One of Donald J. Trump’s priorities as president has been to lower energy costs for Americans and create more jobs in the energy sector. Trump’s America First Energy Plan pledges to increase wages by more than $30 billion in seven years by casting aside Obama-era regulations and increasing oil, gas and coal production.
Trump has already signed two executive orders that could eventually have a big impact on the oil and gas industry. In January, he reopened the Keystone XL and Dakota Access oil pipelines, controversial projects that had been blocked or delayed under President Obama. In April, Trump signed an order allowing for energy exploration and offshore drilling along U.S. coastlines.
Both orders set the stage for more crude oil production, but it may be years before they become game-changers for oilfield services companies. Here are the reasons why:
Oil Prices are Low
Today, the price of crude oil hovers around $49 a barrel. Oil prices are up from a year ago, but still down significantly from 2014, when oil topped $100 a barrel. While the U.S. rig count has started to increase again, the oil & gas industry is still recovering from a crash that led to many bankruptcies and the loss of over 200,000 jobs.
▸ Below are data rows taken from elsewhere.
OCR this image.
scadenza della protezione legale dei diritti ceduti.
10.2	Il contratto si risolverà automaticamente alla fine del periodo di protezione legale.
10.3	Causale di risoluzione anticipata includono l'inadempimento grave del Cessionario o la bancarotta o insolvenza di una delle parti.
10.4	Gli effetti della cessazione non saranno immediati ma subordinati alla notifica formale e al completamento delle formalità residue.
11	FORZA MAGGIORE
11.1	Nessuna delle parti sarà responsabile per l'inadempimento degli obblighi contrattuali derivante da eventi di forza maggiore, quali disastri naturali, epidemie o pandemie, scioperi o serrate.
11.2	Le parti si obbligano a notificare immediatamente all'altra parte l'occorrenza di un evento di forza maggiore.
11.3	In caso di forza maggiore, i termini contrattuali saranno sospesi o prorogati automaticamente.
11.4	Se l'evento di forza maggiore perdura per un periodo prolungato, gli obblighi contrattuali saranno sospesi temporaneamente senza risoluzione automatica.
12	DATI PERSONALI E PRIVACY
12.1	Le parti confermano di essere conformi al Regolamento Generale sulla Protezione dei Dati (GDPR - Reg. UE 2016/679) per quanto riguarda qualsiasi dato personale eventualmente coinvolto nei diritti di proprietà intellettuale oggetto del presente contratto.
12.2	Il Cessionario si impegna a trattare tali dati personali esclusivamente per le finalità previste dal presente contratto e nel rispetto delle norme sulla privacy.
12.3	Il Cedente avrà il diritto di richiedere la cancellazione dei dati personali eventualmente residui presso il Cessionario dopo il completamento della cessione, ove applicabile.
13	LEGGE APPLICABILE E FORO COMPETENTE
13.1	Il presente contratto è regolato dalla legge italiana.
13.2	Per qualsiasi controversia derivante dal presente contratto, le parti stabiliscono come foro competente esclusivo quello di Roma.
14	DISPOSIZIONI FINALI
Currently, a glut of domestically produced oil has helped keep prices low. Until that inventory decreases and prices rise, oil companies will have little incentive to spend money on more exploration and production.
Regulations are Not the Main Issue
While oil companies have applauded Trump’s efforts to slash federal regulations, market forces are a much bigger factor than government oversight. Industry experts say that swings in the price of oil far outweigh the few dollars per barrel of costs related to environmental regulations.
“Regulation is a hassle. It’s a secondary factor at best,” said Mike Wittner, global head of oil research at Societe Generale, in a recent interview with CNNMoney.
Offshore Drilling Takes Time
Even with Trump’s order to open U.S. coastlines to more offshore drilling, it will take several years to build more drilling sites. The exploration of deep sea oil reserves is expensive and complex. Securing oil leases from the federal government to drill offshore can take years. Finally, there will be legal challenges from environment groups and states that are concerned about the impact on tourism. At this point, oil producers may be reluctant to spend the time and money on offshore exploration.
Demand is Currently Being Met
Trump has taken steps to open more federal lands to drilling. However, the energy sector is currently focused on pumping oil from private land in shale hotbeds like the Bakken Formation in North Dakota and the Permian Basin in Texas. The opening of the Dakota Access Pipeline will unleash crude oil that has been trapped in the Bakken shale play.
Future growth in oil production is likely to come from shale in Texas and North Dakota, but market conditions indicate that oil demand in the U.S. and overseas is currently being met. The opening of the Keystone XL pipeline, which Obama blocked and Trump has now approved, may be further delayed due to a lack of intertest from oil producers in North Dakota and Montana.